The user visits the redirectUrl, authenticates with the provider, and the connection status transitions to connected: true. Subsequent tool calls to that server will use the user's own credentials.

Session states

StateDescriptionTransitions to
pendingSession is being created; servers are connectingactive, error
activeSession is open and ready for tool callsclosed
closedSession has been closed (manually or by 30-min timeout)Terminal
errorSession creation failed (check server availability)Terminal

Closing a session

try {
  // use session...
} finally {
  await session.close();
}
curl -X DELETE https://api.codespar.dev/v1/sessions/ses_abc123 \
  -H "Authorization: Bearer csk_live_..."
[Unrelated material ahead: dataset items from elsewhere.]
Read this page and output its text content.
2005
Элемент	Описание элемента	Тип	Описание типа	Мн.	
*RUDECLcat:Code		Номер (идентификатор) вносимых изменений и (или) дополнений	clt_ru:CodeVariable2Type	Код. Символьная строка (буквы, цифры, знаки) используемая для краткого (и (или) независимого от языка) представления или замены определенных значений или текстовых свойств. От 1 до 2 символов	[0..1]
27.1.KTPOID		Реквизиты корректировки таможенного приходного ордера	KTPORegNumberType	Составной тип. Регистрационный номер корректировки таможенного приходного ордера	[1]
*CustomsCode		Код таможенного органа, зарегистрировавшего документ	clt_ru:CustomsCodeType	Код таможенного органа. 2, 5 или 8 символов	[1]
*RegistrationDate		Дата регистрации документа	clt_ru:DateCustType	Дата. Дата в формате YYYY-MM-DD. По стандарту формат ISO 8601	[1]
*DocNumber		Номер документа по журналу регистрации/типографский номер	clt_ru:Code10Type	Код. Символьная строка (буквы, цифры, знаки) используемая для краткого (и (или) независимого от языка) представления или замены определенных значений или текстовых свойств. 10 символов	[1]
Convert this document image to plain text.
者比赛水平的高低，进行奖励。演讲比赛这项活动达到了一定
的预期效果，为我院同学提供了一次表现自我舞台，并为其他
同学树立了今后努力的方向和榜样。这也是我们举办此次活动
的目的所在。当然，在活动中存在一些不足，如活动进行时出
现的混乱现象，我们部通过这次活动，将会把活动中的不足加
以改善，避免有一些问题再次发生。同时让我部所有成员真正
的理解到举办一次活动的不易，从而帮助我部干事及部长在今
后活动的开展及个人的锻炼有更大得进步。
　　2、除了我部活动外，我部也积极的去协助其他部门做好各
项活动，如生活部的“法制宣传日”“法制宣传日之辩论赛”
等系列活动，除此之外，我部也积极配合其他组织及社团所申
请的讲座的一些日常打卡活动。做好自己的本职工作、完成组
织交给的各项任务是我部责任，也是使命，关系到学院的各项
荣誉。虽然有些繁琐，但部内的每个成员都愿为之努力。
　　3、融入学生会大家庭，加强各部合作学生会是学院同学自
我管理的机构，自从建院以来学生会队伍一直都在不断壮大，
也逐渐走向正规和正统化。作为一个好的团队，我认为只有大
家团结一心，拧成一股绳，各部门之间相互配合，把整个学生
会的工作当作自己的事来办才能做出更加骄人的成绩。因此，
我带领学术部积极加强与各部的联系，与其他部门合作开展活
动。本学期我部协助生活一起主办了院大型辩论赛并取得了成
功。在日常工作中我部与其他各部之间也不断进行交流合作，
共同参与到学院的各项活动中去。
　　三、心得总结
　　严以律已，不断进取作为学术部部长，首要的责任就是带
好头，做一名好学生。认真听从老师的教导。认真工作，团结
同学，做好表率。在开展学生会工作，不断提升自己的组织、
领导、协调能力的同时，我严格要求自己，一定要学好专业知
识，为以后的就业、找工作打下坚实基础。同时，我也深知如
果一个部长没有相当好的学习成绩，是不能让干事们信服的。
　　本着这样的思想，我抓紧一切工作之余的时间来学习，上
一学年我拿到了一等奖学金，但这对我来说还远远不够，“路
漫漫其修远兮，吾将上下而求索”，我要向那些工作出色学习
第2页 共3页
Sessions not explicitly closed are automatically terminated after 30 minutes of inactivity. You are billed only for settled transactions, not for tool calls or session duration.

Best practices

  1. Scope sessions narrowly. Only connect the servers you need. Fewer servers means faster session creation, a smaller tool list for the LLM to parse, and lower token costs in the context window.
  2. Close sessions when done. Especially in serverless environments (Vercel, AWS Lambda) where the process may be recycled before the 30-minute timeout. Prefer try { ... } finally { await session.close(); }.
  3. Reuse sessions across turns. In a multi-turn conversation, create the session once and reuse it for all turns. Do not create a new session per message.
  4. Pick the right primitive. Use execute() when your code decides the tool, send() for the simplest agent loop, sendStream() for UI streaming, and loop() for deterministic multi-step workflows.
  5. Use presets for common patterns. They reduce boilerplate and are maintained by CodeSpar as new servers are added to a category.
  6. Handle connection errors gracefully. If a server fails to connect, the session still becomes active with the remaining servers. Check session.connections() to verify which connections succeeded.